25 Mai 2016, 08:00am

Publié par VASSEUR SANDRINE

L’Assurance maladie n’a pas aménagé le calendrier d’installation des ascenseurs dans les grues à tour. Le 1er janvier 2017 reste la date butoir.

Douche froide pour les gestionnaires de grues à tour : le Comité technique national des industries du bâtiment et des travaux publics de l’assurance maladie a maintenu la date butoir d’installation des ascenseurs dans les grues à tour supérieures à 30 m, qui restent obligatoire à partir du 1er janvier 2017. Lors de ce vote, les partenaires sociaux ont rejeté une demande d’abaisser progressivement le seuil limite, aujourd’hui de 60 m. L’idée défendue par les entreprises était de descendre à 50 m en 2017, puis 40 l’année suivante avant d’atteindre les 30 m qui correspondent peu ou prou à 90% des grues à tour utilisées en France. C’est donc tout le parc qui doit être mis aux normes avant la fin de l’année.

 

L’argument pour rejeter cette demande s’appuie sur la date de publication la recommandation R459 qui introduit cette obligation : 2011. Les entreprises avaient donc 6 ans pour se mettre en conformité, un délai raisonnable. Sauf que… les ascenseurs de ce type n’étaient pas disponibles sur le marché. Les fabricants de grues ont tardé à plancher sur le sujet et n’ont présenté leurs premiers prototypes que l’année dernière.

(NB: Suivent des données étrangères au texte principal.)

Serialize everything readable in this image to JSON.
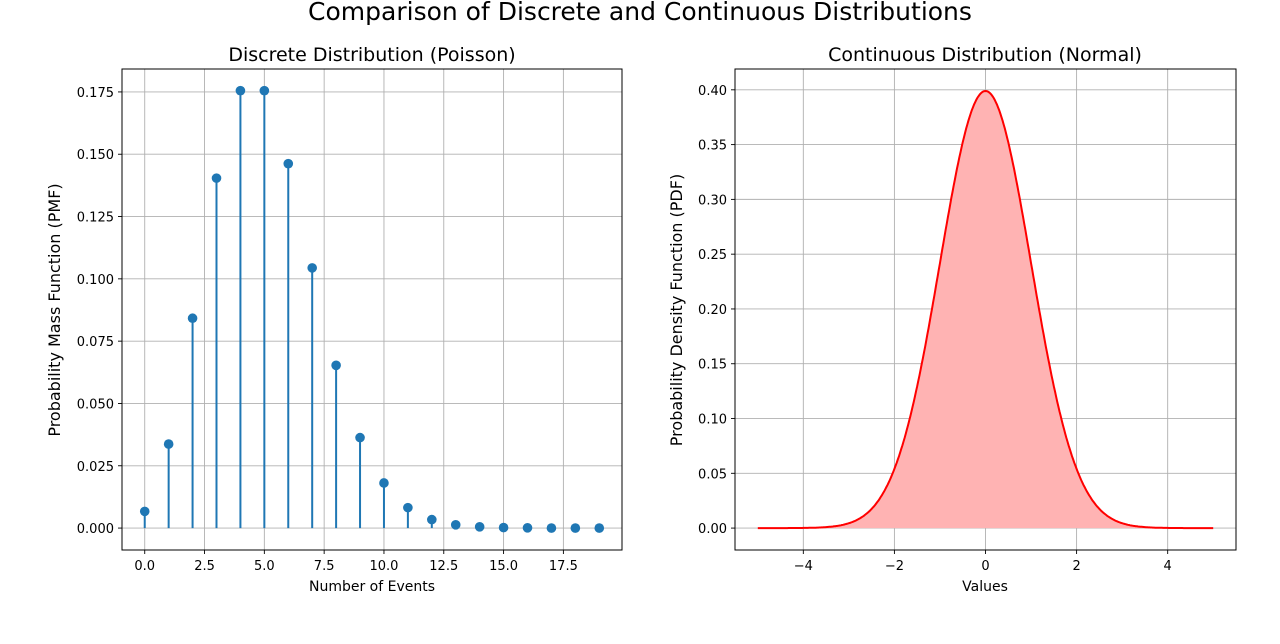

La commercialisation effective de ces nouveaux matériels n’a véritablement commencé que cette année. Or il y a à tout moment entre 3500 et 4000 grues à tour montées sur les chantiers de France. Qui peut croire que 4000 ascenseurs seront livrés avant Noël ? Pire : les loueurs de grues, fragilisés par une féroce guerre des prix, auront-ils les moyens d’investir massivement dans ces matériels et dans leurs coûts induits ? Car aujourd’hui ces loueurs sont structurés pour intervenir en 24 heures en cas de panne sur leur matériel. Trop long pour un grutier bloqué dans un ascenseur, qui doit être dépanné dans l’heure, ce qui implique la mise en place d’un coûteux service d’urgence.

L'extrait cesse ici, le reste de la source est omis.